# Savage 30 30



## catsraven (Jan 25, 2010)

Just got a Savage 30 30 for hunting. I was so excited to see a savage for sale. Real good price too. I cant wait to go sight it in.


----------



## mosquitomountainman (Jan 25, 2010)

Bolt action or pump? Either one is a fine rifle. I've owned three of the model 340's and every one was a tack driver. Get some extra magazines for faster reloads if you use it for self-defense.


----------



## RevWC (Mar 28, 2011)

Nice Round and a good gun!


----------



## catsraven (Jan 25, 2010)

I plan on getting more magazines for it. It is bolt action. I just need to get some practice on it. Shoots real good. Going to start tomorrow.


----------



## GreyWolfAlpha (Aug 21, 2011)

*Rear Sight Model 340*

Hey Guys,

Need a little help. I have a model 340 that I inherited from my Father. The old sight was the Dockendorf that had the wheel to adjust for elevation. That sight broke long ago and my Father had it replaced with the leaf type.
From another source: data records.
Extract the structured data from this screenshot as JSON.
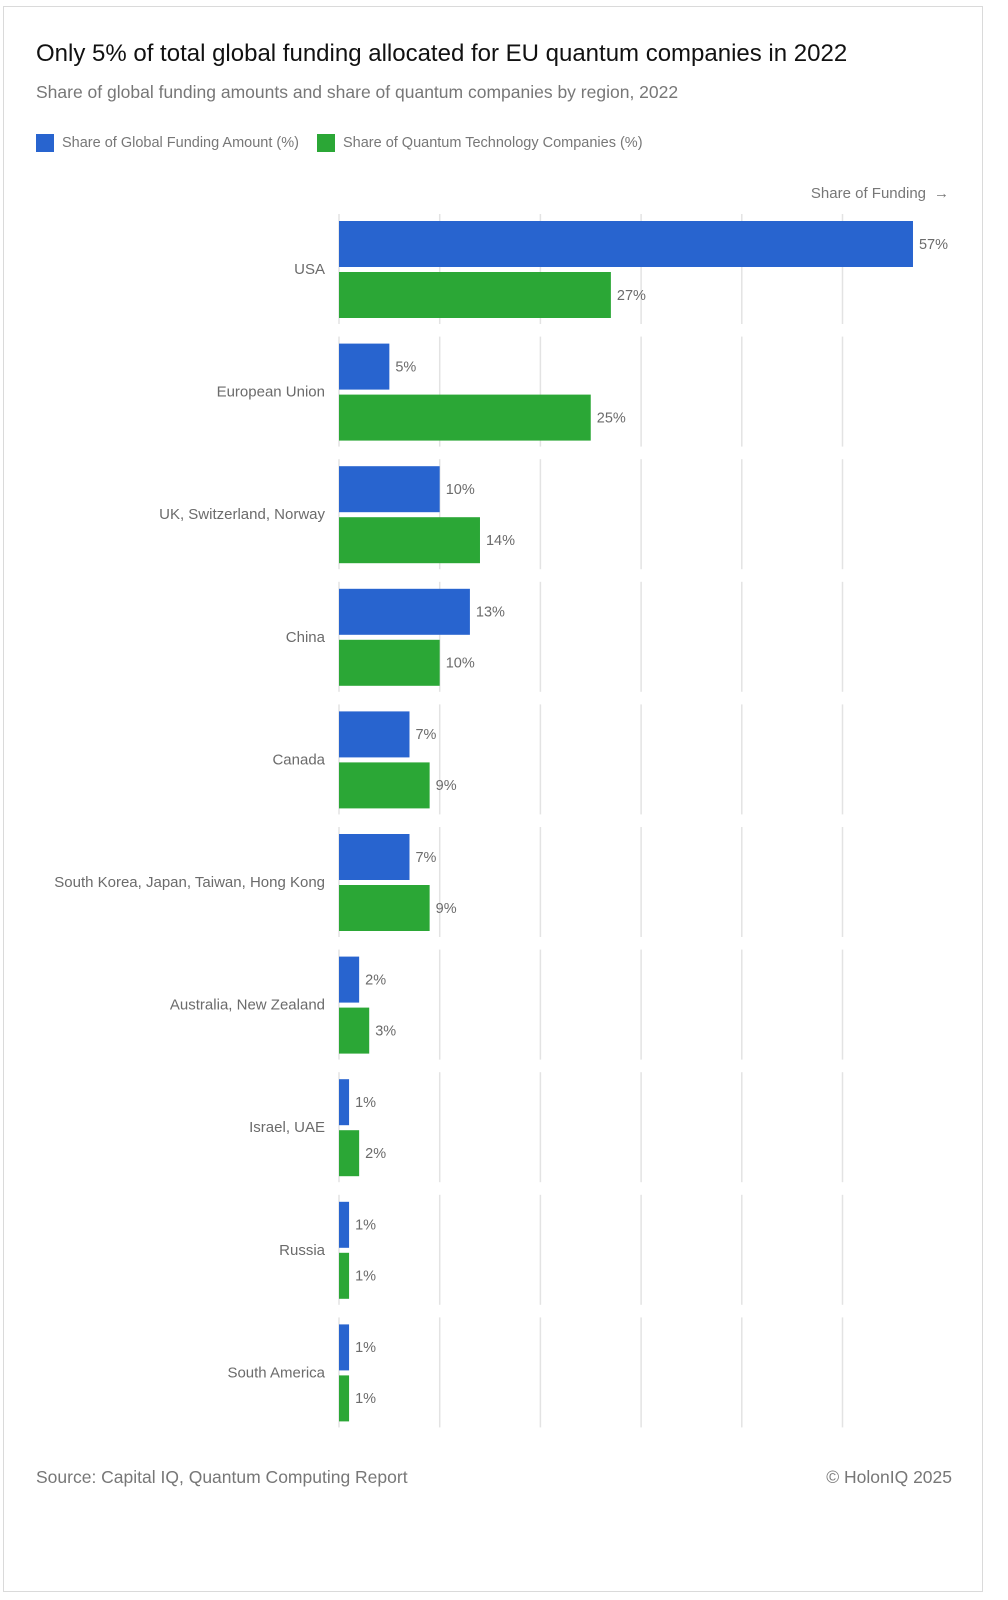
{
  "title": "Only 5% of total global funding allocated for EU quantum companies in 2022",
  "subtitle": "Share of global funding amounts and share of quantum companies by region, 2022",
  "axis_hint": {
    "label": "Share of Funding",
    "arrow": "→"
  },
  "footer": {
    "source": "Source: Capital IQ, Quantum Computing Report",
    "copyright": "© HolonIQ 2025"
  },
  "colors": {
    "funding": "#2864cf",
    "companies": "#2ba736",
    "grid": "#e3e3e3",
    "label": "#6b6b6b"
  },
  "chart_data": {
    "type": "bar",
    "orientation": "horizontal",
    "categories": [
      "USA",
      "European Union",
      "UK, Switzerland, Norway",
      "China",
      "Canada",
      "South Korea, Japan, Taiwan, Hong Kong",
      "Australia, New Zealand",
      "Israel, UAE",
      "Russia",
      "South America"
    ],
    "series": [
      {
        "name": "Share of Global Funding Amount (%)",
        "values": [
          57,
          5,
          10,
          13,
          7,
          7,
          2,
          1,
          1,
          1
        ],
        "labels": [
          "57%",
          "5%",
          "10%",
          "13%",
          "7%",
          "7%",
          "2%",
          "1%",
          "1%",
          "1%"
        ]
      },
      {
        "name": "Share of Quantum Technology Companies (%)",
        "values": [
          27,
          25,
          14,
          10,
          9,
          9,
          3,
          2,
          1,
          1
        ],
        "labels": [
          "27%",
          "25%",
          "14%",
          "10%",
          "9%",
          "9%",
          "3%",
          "2%",
          "1%",
          "1%"
        ]
      }
    ],
    "xlim": [
      0,
      60
    ],
    "grid": true,
    "legend": "top-left"
  }
}
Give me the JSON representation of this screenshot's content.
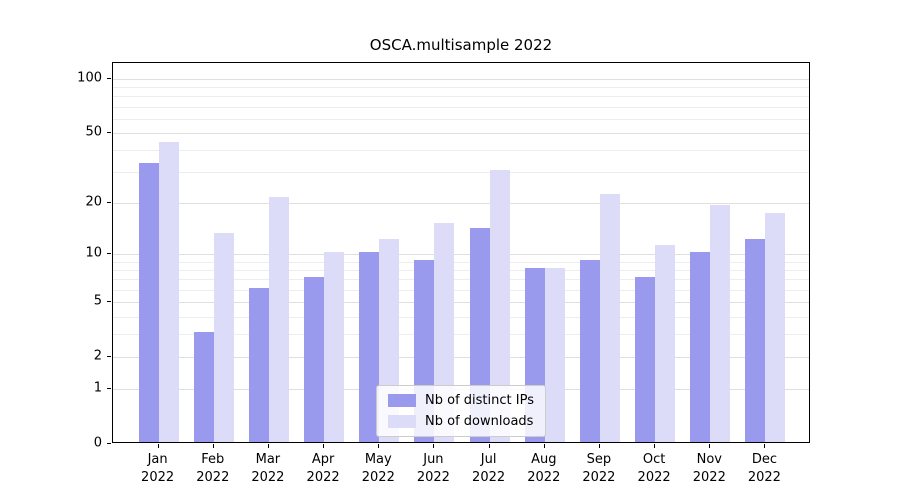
{
  "chart_data": {
    "type": "bar",
    "title": "OSCA.multisample 2022",
    "categories": [
      "Jan",
      "Feb",
      "Mar",
      "Apr",
      "May",
      "Jun",
      "Jul",
      "Aug",
      "Sep",
      "Oct",
      "Nov",
      "Dec"
    ],
    "category_year": "2022",
    "series": [
      {
        "name": "Nb of distinct IPs",
        "color": "#9999ee",
        "values": [
          33,
          3,
          6,
          7,
          10,
          9,
          14,
          8,
          9,
          7,
          10,
          12
        ]
      },
      {
        "name": "Nb of downloads",
        "color": "#dcdcf8",
        "values": [
          43,
          13,
          21,
          10,
          12,
          15,
          30,
          8,
          22,
          11,
          19,
          17
        ]
      }
    ],
    "yscale": "log1p",
    "ylim": [
      0,
      122
    ],
    "y_ticks": [
      0,
      1,
      2,
      5,
      10,
      20,
      50,
      100
    ],
    "y_minor_ticks": [
      3,
      4,
      6,
      7,
      8,
      9,
      30,
      40,
      60,
      70,
      80,
      90
    ],
    "xlabel": "",
    "ylabel": "",
    "grid": true,
    "legend_position": "lower center"
  }
}
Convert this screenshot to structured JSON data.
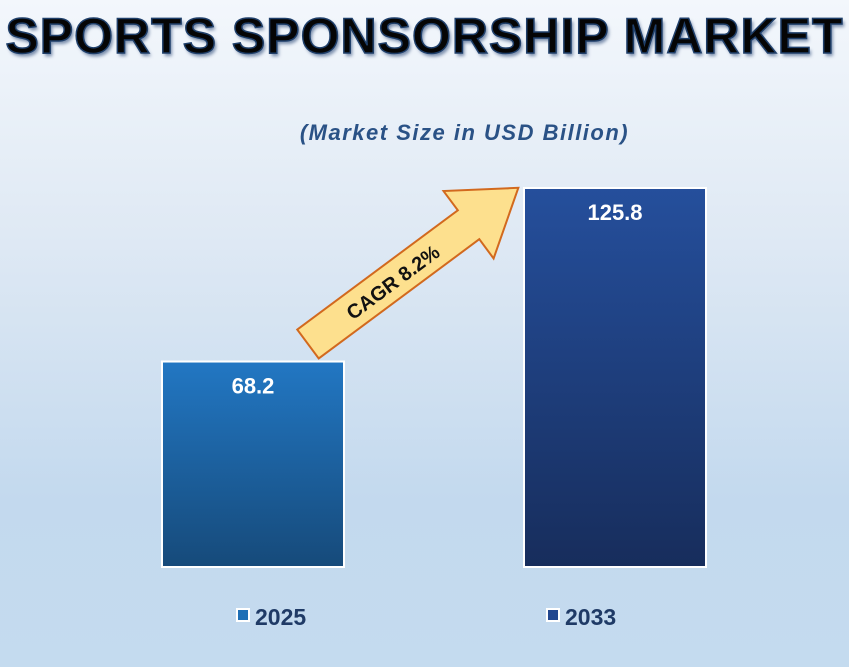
{
  "chart_data": {
    "type": "bar",
    "title": "SPORTS SPONSORSHIP MARKET",
    "subtitle": "(Market Size in USD Billion)",
    "categories": [
      "2025",
      "2033"
    ],
    "values": [
      68.2,
      125.8
    ],
    "data_labels": [
      "68.2",
      "125.8"
    ],
    "colors": [
      "#1f6fb5",
      "#23478f"
    ],
    "annotation": "CAGR 8.2%",
    "legend": [
      "2025",
      "2033"
    ],
    "legend_placement": "bottom",
    "grid": false
  }
}
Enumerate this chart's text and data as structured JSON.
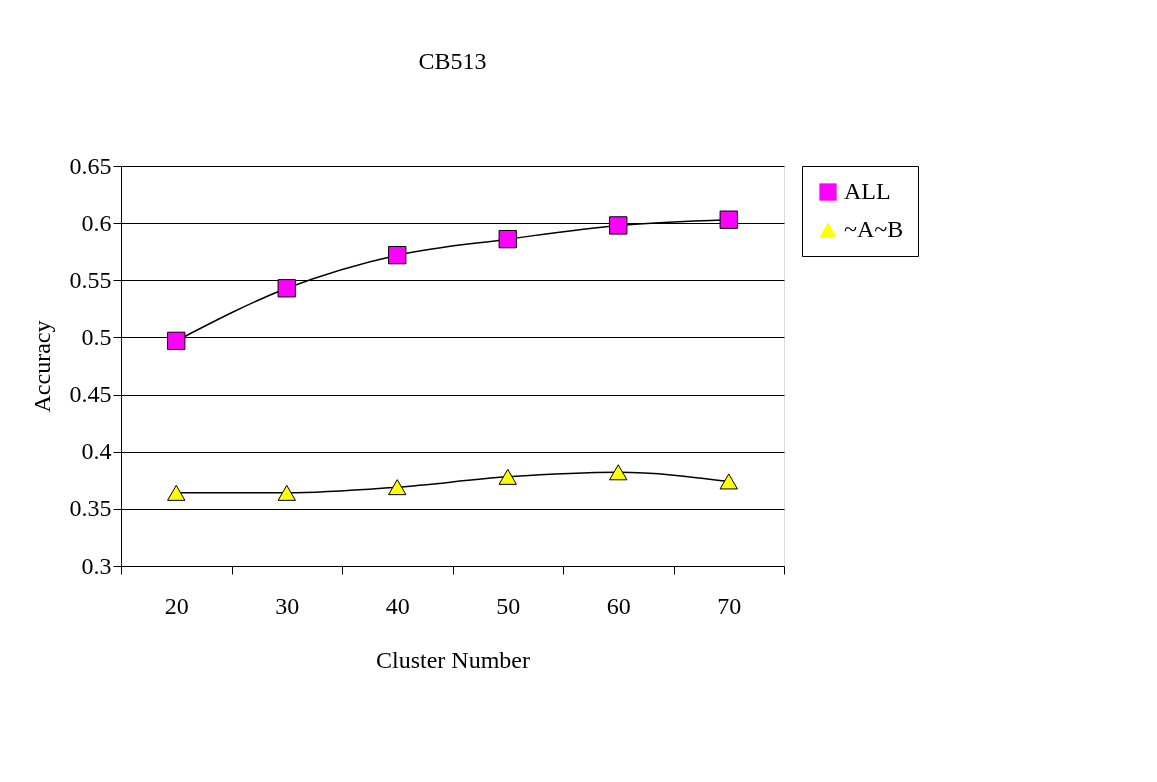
{
  "chart_data": {
    "type": "line",
    "title": "CB513",
    "xlabel": "Cluster Number",
    "ylabel": "Accuracy",
    "categories": [
      "20",
      "30",
      "40",
      "50",
      "60",
      "70"
    ],
    "series": [
      {
        "name": "ALL",
        "color": "#ff00ff",
        "marker": "square",
        "values": [
          0.497,
          0.543,
          0.572,
          0.586,
          0.598,
          0.603
        ]
      },
      {
        "name": "~A~B",
        "color": "#ffff00",
        "marker": "triangle",
        "values": [
          0.364,
          0.364,
          0.369,
          0.378,
          0.382,
          0.374
        ]
      }
    ],
    "ylim": [
      0.3,
      0.65
    ],
    "yticks": [
      0.3,
      0.35,
      0.4,
      0.45,
      0.5,
      0.55,
      0.6,
      0.65
    ],
    "grid": "y",
    "legend": "right"
  }
}
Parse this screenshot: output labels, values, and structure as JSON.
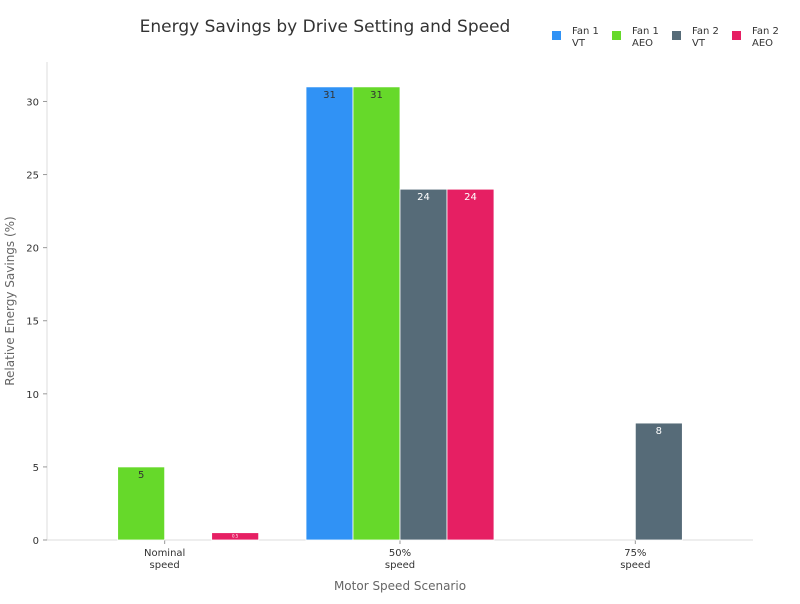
{
  "chart_data": {
    "type": "bar",
    "title": "Energy Savings by Drive Setting and Speed",
    "xlabel": "Motor Speed Scenario",
    "ylabel": "Relative Energy Savings (%)",
    "categories": [
      [
        "Nominal",
        "speed"
      ],
      [
        "50%",
        "speed"
      ],
      [
        "75%",
        "speed"
      ]
    ],
    "ylim": [
      0,
      32.7
    ],
    "yticks": [
      0,
      5,
      10,
      15,
      20,
      25,
      30
    ],
    "grid": false,
    "legend_position": "top-right",
    "series": [
      {
        "name": [
          "Fan 1",
          "VT"
        ],
        "color": "#3092f5",
        "label_color": "#333333",
        "values": [
          0,
          31,
          0
        ]
      },
      {
        "name": [
          "Fan 1",
          "AEO"
        ],
        "color": "#66d92a",
        "label_color": "#333333",
        "values": [
          5,
          31,
          0
        ]
      },
      {
        "name": [
          "Fan 2",
          "VT"
        ],
        "color": "#566b78",
        "label_color": "#ffffff",
        "values": [
          0,
          24,
          8
        ]
      },
      {
        "name": [
          "Fan 2",
          "AEO"
        ],
        "color": "#e61f63",
        "label_color": "#ffffff",
        "values": [
          0.5,
          24,
          0
        ]
      }
    ]
  }
}
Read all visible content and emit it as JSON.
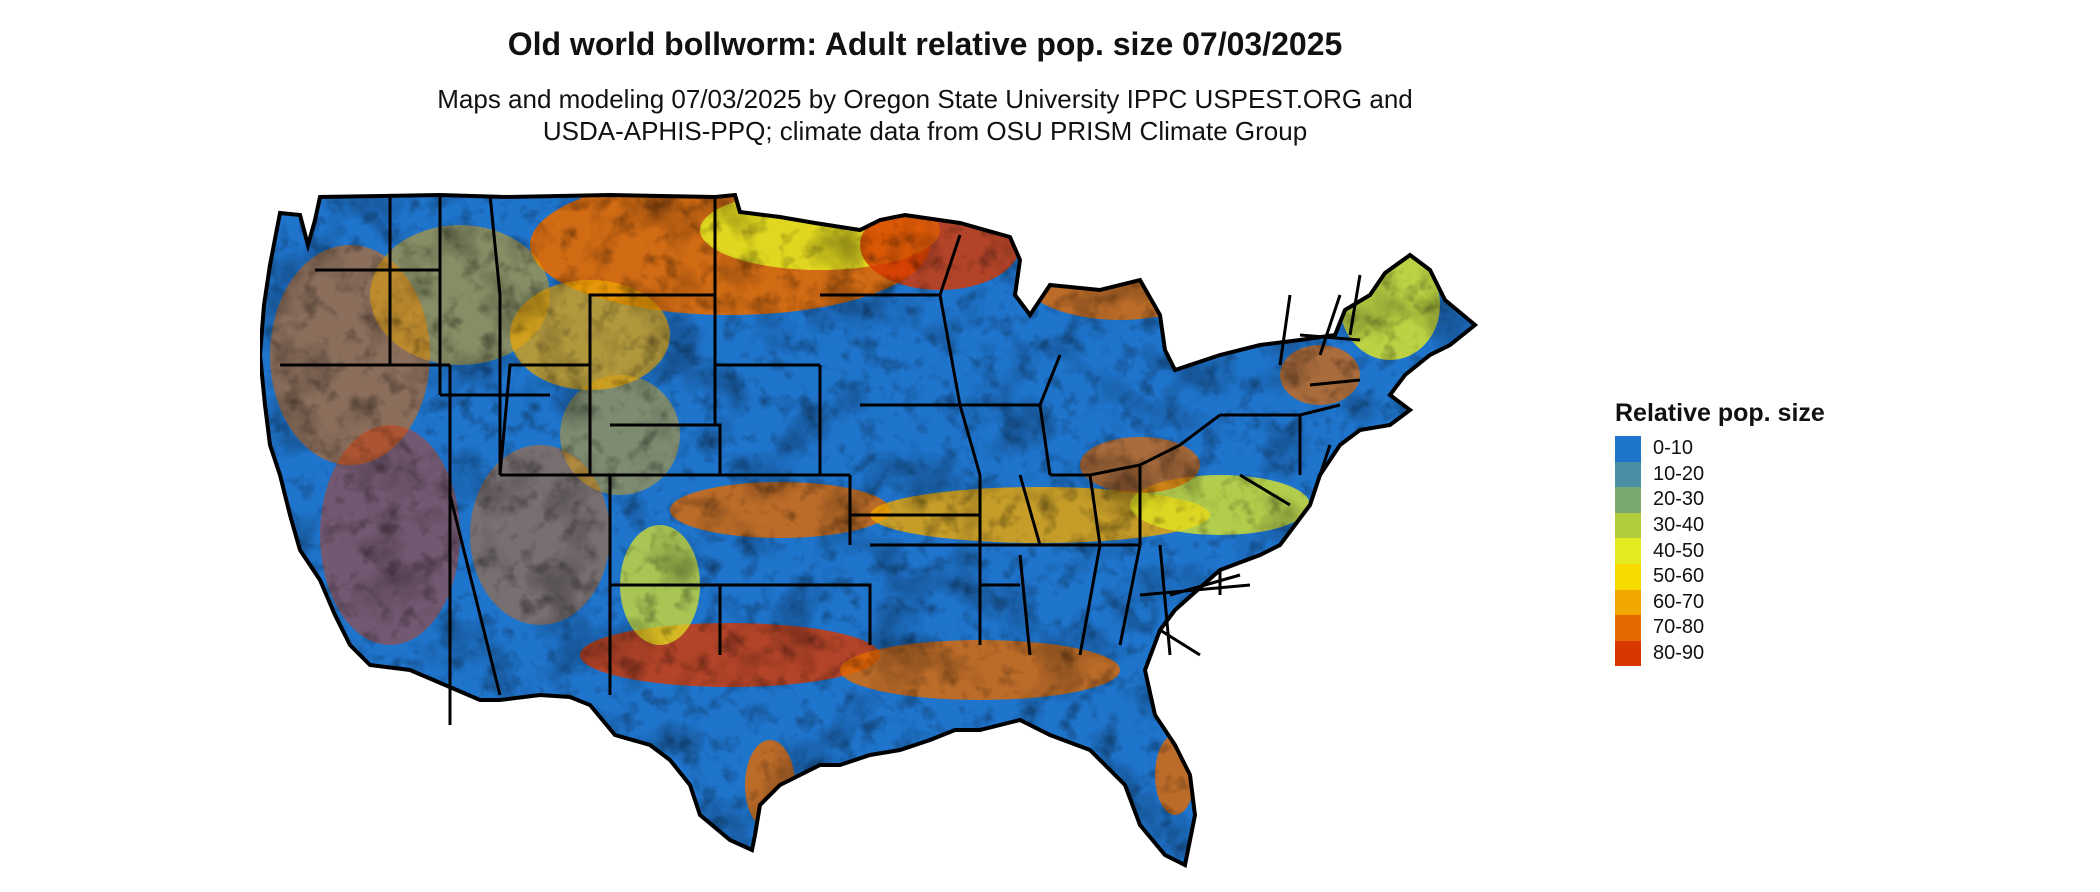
{
  "title": "Old world bollworm: Adult relative pop. size 07/03/2025",
  "subtitle_line1": "Maps and modeling 07/03/2025 by Oregon State University IPPC USPEST.ORG and",
  "subtitle_line2": "USDA-APHIS-PPQ; climate data from OSU PRISM Climate Group",
  "map": {
    "region": "Contiguous United States",
    "base_color": "#1f74cc",
    "outline_color": "#000000"
  },
  "legend": {
    "title": "Relative pop. size",
    "items": [
      {
        "label": "0-10",
        "color": "#1f74cc"
      },
      {
        "label": "10-20",
        "color": "#4a8fa6"
      },
      {
        "label": "20-30",
        "color": "#7aa96f"
      },
      {
        "label": "30-40",
        "color": "#b0cc3c"
      },
      {
        "label": "40-50",
        "color": "#e4ea22"
      },
      {
        "label": "50-60",
        "color": "#f6da00"
      },
      {
        "label": "60-70",
        "color": "#f0a800"
      },
      {
        "label": "70-80",
        "color": "#e46a00"
      },
      {
        "label": "80-90",
        "color": "#d83800"
      }
    ]
  }
}
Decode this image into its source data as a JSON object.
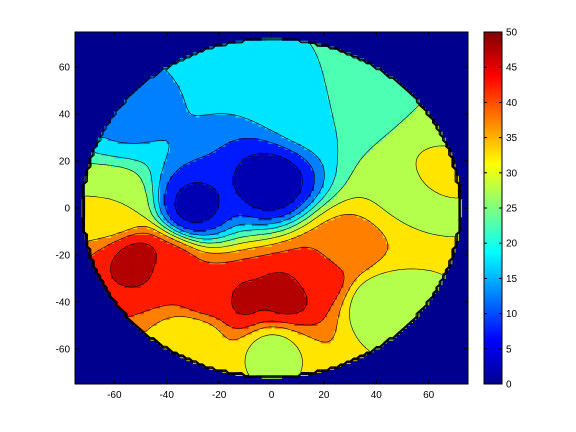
{
  "chart_data": {
    "type": "heatmap",
    "subtype": "filled-contour",
    "colormap": "jet",
    "title": "",
    "xlabel": "",
    "ylabel": "",
    "xlim": [
      -75,
      75
    ],
    "ylim": [
      -75,
      75
    ],
    "x_ticks": [
      -60,
      -40,
      -20,
      0,
      20,
      40,
      60
    ],
    "y_ticks": [
      -60,
      -40,
      -20,
      0,
      20,
      40,
      60
    ],
    "x_tick_labels": [
      "-60",
      "-40",
      "-20",
      "0",
      "20",
      "40",
      "60"
    ],
    "y_tick_labels": [
      "-60",
      "-40",
      "-20",
      "0",
      "20",
      "40",
      "60"
    ],
    "colorbar": {
      "range": [
        0,
        50
      ],
      "ticks": [
        0,
        5,
        10,
        15,
        20,
        25,
        30,
        35,
        40,
        45,
        50
      ],
      "tick_labels": [
        "0",
        "5",
        "10",
        "15",
        "20",
        "25",
        "30",
        "35",
        "40",
        "45",
        "50"
      ]
    },
    "contour_levels": [
      5,
      10,
      15,
      20,
      25,
      30,
      35,
      40,
      45
    ],
    "domain": {
      "shape": "circle",
      "center": [
        0,
        0
      ],
      "radius": 72
    },
    "background_value": 0,
    "grid": false,
    "field": {
      "description_points": [
        {
          "x": -50,
          "y": -22,
          "value": 47
        },
        {
          "x": -40,
          "y": -25,
          "value": 44
        },
        {
          "x": -25,
          "y": -38,
          "value": 43
        },
        {
          "x": -10,
          "y": -40,
          "value": 46
        },
        {
          "x": 5,
          "y": -38,
          "value": 47
        },
        {
          "x": 18,
          "y": -30,
          "value": 44
        },
        {
          "x": 28,
          "y": -18,
          "value": 38
        },
        {
          "x": -60,
          "y": 0,
          "value": 30
        },
        {
          "x": -30,
          "y": -55,
          "value": 30
        },
        {
          "x": 0,
          "y": -60,
          "value": 28
        },
        {
          "x": 40,
          "y": -40,
          "value": 26
        },
        {
          "x": 55,
          "y": 10,
          "value": 27
        },
        {
          "x": 58,
          "y": 12,
          "value": 32
        },
        {
          "x": 30,
          "y": 45,
          "value": 22
        },
        {
          "x": 15,
          "y": 42,
          "value": 18
        },
        {
          "x": -55,
          "y": 40,
          "value": 14
        },
        {
          "x": -30,
          "y": 0,
          "value": 3
        },
        {
          "x": 0,
          "y": 10,
          "value": 2
        }
      ]
    }
  }
}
Does anyone know where to find this type of sight? I would love to restore it.

My Father bought this rifle while in the Army stationed in West Germany for $90 at the post exchange and yes this was years ago. In the Sixties I believe.

If you need a pic of the sight I attach it if need be.

I'm going to take it hunting for the first time in years. I think it would make my Father smile.

Thanks for any help. I have looked for a few years and most of the gunsmiths in my are don't know what I'm talking about.


----------



## SnakeDoc (Nov 10, 2009)

Lyman should make a similar peep type sight for that rifle.


----------